Roma, 18 dicembre – Il destino del ddl Lorenzin, che tra le sue misure comprende la riforma degli ordinamenti delle professioni sanitarie, è appeso al filo delle decisioni che saranno assunte dalla prossima riunione della Conferenza dei Capigruppo.

Per il provvedimento, già licenziato dalla Camera, le possibilità (sempre più residuali) di essere definitivamente inserito tre le leggi dello Stato sono legate all’approvazione in Aula del testo così come pervenuto da Montecitorio. Un’ipotesi contro la quale, come più volte riferito dal nostro giornale, si sono  opposte con durezza le tre federazioni professionali di medici, farmacisti e veterinari. Sull’altra sponda, in pressing continuo su partiti e istituzioni (in particolare, il presidente del Senato Pietro Grasso), si schierano invece le altre 22 professioni interessate al provvedimento, con in testa gli infermieri, che reclamano la conversione in legge del provvedimento prima della fine della legislatura, superando l’opposizione di chi punta a lasciare le cose come stanno e a rinviare sine die una legge necessaria e attesa da anni.

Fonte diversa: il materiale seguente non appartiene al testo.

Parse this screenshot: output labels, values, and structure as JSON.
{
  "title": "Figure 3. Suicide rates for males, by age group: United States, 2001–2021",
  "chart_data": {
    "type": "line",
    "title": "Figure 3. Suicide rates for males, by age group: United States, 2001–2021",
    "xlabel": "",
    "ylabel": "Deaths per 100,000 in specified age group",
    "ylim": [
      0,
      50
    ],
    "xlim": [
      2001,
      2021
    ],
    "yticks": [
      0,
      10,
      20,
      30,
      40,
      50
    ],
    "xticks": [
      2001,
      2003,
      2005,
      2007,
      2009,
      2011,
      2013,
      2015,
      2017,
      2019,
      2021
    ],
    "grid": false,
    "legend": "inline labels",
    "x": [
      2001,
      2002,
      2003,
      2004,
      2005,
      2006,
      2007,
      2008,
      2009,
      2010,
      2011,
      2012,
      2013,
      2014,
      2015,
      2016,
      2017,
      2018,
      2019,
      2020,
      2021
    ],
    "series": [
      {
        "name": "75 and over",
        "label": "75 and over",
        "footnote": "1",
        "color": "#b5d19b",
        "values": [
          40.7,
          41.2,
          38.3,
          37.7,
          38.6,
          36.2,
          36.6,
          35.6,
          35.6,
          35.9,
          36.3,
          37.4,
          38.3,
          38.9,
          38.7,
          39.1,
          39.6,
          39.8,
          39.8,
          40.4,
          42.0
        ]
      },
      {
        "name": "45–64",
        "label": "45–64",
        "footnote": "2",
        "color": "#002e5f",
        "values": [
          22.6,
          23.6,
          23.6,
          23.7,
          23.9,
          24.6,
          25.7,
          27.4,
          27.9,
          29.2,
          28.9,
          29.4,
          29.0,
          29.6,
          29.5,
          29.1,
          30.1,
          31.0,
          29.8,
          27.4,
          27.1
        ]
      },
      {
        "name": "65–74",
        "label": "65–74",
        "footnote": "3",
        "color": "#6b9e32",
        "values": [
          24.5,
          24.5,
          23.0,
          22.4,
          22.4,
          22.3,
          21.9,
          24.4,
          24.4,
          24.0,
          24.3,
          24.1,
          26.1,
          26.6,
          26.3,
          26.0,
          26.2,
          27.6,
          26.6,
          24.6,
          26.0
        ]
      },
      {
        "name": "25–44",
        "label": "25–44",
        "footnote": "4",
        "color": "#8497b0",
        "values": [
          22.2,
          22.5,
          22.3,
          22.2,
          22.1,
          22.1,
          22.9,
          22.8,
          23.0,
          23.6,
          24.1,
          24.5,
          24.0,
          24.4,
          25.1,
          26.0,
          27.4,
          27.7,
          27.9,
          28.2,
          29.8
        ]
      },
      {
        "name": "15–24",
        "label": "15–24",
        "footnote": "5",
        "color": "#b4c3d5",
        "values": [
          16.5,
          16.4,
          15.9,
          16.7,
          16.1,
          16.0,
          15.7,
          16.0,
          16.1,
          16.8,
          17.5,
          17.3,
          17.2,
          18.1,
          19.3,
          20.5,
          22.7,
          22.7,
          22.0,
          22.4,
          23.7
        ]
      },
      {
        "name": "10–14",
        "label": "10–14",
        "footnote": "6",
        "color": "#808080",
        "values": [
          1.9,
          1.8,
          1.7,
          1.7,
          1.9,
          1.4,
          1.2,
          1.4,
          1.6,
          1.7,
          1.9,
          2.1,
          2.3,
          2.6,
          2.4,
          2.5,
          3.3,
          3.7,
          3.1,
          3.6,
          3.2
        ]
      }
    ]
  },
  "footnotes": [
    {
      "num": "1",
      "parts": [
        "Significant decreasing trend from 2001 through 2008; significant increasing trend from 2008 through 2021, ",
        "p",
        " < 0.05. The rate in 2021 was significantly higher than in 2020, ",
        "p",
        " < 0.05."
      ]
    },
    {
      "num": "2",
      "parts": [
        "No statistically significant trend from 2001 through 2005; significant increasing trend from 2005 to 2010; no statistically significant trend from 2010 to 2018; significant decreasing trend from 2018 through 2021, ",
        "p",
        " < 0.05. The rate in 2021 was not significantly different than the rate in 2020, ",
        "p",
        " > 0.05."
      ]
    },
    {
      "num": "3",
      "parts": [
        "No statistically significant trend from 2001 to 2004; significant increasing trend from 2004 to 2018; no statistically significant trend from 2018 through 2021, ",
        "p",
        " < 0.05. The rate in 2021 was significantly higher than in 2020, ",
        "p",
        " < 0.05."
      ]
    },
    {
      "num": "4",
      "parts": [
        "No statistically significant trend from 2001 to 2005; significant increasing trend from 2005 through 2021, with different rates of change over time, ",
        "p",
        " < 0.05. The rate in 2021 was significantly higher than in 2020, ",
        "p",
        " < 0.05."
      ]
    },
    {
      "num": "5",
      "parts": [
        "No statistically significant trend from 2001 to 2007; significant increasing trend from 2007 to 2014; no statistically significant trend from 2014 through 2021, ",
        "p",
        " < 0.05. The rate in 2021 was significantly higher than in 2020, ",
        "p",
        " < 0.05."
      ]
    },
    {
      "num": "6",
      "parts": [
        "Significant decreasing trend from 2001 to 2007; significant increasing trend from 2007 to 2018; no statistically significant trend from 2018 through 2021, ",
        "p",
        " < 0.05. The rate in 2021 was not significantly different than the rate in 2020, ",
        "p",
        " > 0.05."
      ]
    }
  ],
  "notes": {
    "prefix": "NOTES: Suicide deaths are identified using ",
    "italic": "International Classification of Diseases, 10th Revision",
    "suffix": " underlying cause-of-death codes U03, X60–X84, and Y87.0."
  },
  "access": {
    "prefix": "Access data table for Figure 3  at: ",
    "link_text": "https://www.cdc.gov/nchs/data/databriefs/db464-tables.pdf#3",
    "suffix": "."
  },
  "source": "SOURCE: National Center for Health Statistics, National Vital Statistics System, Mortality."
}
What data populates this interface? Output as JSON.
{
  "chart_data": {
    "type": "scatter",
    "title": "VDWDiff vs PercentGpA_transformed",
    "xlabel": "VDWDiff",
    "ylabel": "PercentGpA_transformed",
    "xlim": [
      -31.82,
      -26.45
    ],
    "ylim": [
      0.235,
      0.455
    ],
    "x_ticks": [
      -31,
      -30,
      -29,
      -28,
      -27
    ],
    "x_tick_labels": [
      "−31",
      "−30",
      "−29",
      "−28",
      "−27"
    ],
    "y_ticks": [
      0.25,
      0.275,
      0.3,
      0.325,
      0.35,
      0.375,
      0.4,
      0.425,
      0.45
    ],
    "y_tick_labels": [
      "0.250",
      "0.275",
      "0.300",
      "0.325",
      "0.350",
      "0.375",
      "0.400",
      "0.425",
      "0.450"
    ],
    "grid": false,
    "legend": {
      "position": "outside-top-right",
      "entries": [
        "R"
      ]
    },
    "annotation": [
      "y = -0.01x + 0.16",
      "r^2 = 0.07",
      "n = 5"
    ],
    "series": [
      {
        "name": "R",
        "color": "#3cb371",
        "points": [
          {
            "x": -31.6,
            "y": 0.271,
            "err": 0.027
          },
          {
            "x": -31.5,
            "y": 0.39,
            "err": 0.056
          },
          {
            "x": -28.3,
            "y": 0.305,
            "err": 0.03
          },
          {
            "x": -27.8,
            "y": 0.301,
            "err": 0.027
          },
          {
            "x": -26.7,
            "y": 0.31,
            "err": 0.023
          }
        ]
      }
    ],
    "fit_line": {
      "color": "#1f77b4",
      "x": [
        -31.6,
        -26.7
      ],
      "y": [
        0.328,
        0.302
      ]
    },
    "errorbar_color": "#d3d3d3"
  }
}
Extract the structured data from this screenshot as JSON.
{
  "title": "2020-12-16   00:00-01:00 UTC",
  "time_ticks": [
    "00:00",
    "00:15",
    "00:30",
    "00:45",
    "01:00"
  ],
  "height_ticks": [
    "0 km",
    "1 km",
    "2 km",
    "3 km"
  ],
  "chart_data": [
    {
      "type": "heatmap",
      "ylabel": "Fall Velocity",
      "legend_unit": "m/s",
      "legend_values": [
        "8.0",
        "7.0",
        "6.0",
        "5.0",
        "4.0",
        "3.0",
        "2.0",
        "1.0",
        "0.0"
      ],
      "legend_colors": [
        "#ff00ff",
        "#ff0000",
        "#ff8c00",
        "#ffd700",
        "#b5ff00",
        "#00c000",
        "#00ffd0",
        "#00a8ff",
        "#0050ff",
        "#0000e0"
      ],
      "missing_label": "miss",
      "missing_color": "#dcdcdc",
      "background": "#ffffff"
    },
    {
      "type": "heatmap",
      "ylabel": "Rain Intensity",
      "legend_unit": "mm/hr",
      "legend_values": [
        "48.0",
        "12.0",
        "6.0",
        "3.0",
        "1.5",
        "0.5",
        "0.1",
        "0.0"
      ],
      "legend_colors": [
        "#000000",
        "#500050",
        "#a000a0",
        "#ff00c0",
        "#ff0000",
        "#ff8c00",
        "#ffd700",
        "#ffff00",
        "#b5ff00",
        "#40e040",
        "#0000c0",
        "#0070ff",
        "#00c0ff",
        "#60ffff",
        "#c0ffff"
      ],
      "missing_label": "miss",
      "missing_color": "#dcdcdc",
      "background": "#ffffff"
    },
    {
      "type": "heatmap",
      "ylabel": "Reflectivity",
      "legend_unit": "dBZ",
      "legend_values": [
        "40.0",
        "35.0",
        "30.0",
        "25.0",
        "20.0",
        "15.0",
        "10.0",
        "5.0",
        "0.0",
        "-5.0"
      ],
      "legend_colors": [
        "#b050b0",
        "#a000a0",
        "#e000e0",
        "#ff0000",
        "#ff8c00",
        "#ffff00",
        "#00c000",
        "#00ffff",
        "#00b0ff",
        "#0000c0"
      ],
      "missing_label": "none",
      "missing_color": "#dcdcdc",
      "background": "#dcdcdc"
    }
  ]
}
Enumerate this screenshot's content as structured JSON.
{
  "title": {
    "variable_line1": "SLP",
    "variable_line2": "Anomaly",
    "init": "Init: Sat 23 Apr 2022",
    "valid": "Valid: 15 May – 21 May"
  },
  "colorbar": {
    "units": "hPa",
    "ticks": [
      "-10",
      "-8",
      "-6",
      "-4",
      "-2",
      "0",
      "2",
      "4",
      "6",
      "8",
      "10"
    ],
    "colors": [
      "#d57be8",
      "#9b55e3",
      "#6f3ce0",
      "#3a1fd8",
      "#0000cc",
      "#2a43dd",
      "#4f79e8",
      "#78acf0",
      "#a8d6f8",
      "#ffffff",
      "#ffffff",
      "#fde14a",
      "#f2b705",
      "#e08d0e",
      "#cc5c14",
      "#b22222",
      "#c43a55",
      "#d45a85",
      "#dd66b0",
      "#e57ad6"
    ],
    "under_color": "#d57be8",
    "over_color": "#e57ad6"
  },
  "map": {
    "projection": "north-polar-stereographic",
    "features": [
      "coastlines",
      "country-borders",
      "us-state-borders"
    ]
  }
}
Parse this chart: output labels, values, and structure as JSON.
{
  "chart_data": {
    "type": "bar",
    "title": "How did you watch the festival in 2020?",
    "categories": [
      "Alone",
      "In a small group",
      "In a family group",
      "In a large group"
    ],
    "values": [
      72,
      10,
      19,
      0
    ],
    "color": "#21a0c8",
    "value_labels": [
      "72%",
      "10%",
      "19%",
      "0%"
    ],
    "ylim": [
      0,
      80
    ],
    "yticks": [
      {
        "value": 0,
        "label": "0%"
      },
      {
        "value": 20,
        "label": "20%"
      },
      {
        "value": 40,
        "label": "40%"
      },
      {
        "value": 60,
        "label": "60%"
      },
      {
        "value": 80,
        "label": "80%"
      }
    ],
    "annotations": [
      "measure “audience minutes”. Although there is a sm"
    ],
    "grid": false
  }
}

Un’opposizione che, secondo le organizzazioni delle professioni sanitarie favorevoli al provvedimento, è in tutta evidenza strumentale, stante il fatto che il ddl è in discussione ormai da anni e alla Camera si sono susseguite audizioni e dibattimenti nel corso dei quali  qualunque istanza avrebbe potuto essere avanzata e qualsiasi problema avrebbe potuto trovare già soluzione.

È opportuno ricordare che il ddl Lorenzin contiene, tra le altre misure, una disposizione normativa di interpretazione autentica – introdotta alla camera da un emendamento a firma della deputata Ap Rosanna Scopelliti) –  che chiarisce, senza lasciare spazio a dubbi, che anche per il concorso straordinario per l’assegnazione di sedi farmaceutiche dovranno valere i criteri di attribuzione dei punteggi maggiorati per l’attività svolta nelle farmacie rurali.

Sarà la Conferenza dei Capigruppo, fissando il calendario d’Aula dei prossimi giorni (che dovrà in ogni caso dare la priorità al voto sul nuovo regolamento) a decidere se inserire o meno il ddl Lorenzin tra i provvedimenti  da “chiudere” prima che il presidente della Repubblica Sergio Mattarella proceda allo scioglimento delle Camere, presumibilmente (secondo le previsioni ormai concordi degli addetti ai lavori) il prossimo 27 dicembre.

Sempre in materia di lavori parlamentari, va segnalato che quella che inizia oggi sarà la settimana decisiva per la manovra finanziaria 2018 a Montecitorio, dove le sedute dell’Aula, a partire da domani,  19 dicembre, saranno appunto dedicate al rush finale sulla legge di bilancio.

Che poi dovrà tornare in Senato per la terza, velocissima e definitiva lettura, che dovrà concludersi prima del fatidico 27 dicembre. Ed è anche questo ineludibile passaggio obbligato a far ritenere agli osservatori più realisti che molto difficilmente il ddl Lorenzin potrà trovare spazio nel calendario dei lavori d’Aula di Palazzo Madama.